Ein kleiner Dämpfer, ja, aber als echter Rückschlag im Aufstiegskampf soll das 1:1 (1:0)-Unentschieden am Dienstagabend aus Löwen-Sicht nicht durchgehen. Mit Viktoria Köln war schließlich eines der besten Drittligateams der vergangenen Wochen zu Gast im Grünwalder Stadion. Die Jagd soll in den letzten fünf Saisonspielen natürlich trotzdem weitergehen.

Dementsprechend entspannt fiel auch Michael Köllners Fazit nach der Begegnung aus. Ob nun gespielt locker oder ernsthaft zufrieden, das Ergebnis sei absolut in Ordnung, meinte der Sechziger Trainer nach der Punkteteilung. "Es war ein Topspiel auf Augenhöhe", so Köllner, und hätte seine Mannschaft dabei ein paar Prozentpunkte vermissen lassen, würde er vielleicht anders darüber denken. "Aber wir haben alles rausgehauen. Und dann muss man gegen eine solche Mannschaft, die einen Riesenlauf hat, eben auch mit einem Punkt leben."
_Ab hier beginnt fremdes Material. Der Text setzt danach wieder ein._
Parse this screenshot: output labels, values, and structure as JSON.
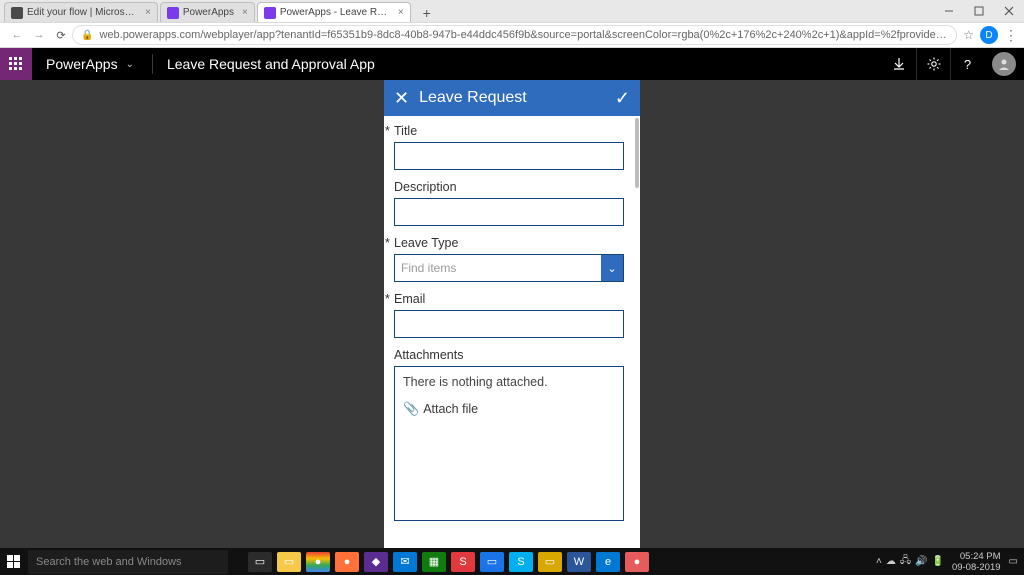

Dass auch die Löwen, nach vier Siegen in Folge, einen Lauf und dabei zuletzt auch jede Menge Selbstbewusstsein gesammelt haben, wurde gestern vor allem in der ersten Halbzeit ganz deutlich. Auch der FC Viktoria zählt ja zu dem formstärksten Teams der Liga (zuvor sechs Siege aus sieben Spielen), doch die Dominanz der Gastgeber war durchaus beeindruckend. Zwar erspielten sie sich weniger klare Chancen als im Derby gegen Türkgücü, doch wenn Sascha Mölders beteiligt ist, reicht zurzeit eben auch oft die eine, entscheidende: Nach feinem Pass von Richard Neudecker traf der Torjäger mit seinem 21. Saisontor zur verdienten 1:0-Führung (38.).

"Doch es gibt immer solche Phasen im Spiel, in denen man nicht so richtig hinkommt", meinte Innenverteidiger Semi Belkahia. Und genau in diese Phase hinein traf René Klingenburg dann im zweiten Durchgang zum nicht unverdienten 1:1-Endstand (64.). Erst danach wirkten die Löwen nach einem kurzen Durchhänger wieder engagierter, drängten in einem ähnlichen Stil wie zu Beginn der Partie auf die erneute Führung, der ihnen aber nicht mehr gelang. "Das Ergebnis geht deshalb in Ordnung", bilanzierte Belkahia.

Abgesehen davon hat seine Mannschaft ja trotzdem einen Punkt auf Rostock, Dresden und Ingolstadt aufgeholt, die erst einmal nachlegen müssen. Kein Grund zur Aufregung also bei den Löwen. Schon gar nicht, wenn man die Dinge so bewertet wie Michael Köllner: "Für uns geht es in erster Linie darum, ob wir unseren Vorsprung auf Wehen Wiesbaden halten und damit den vierten Platz weiter absichern können."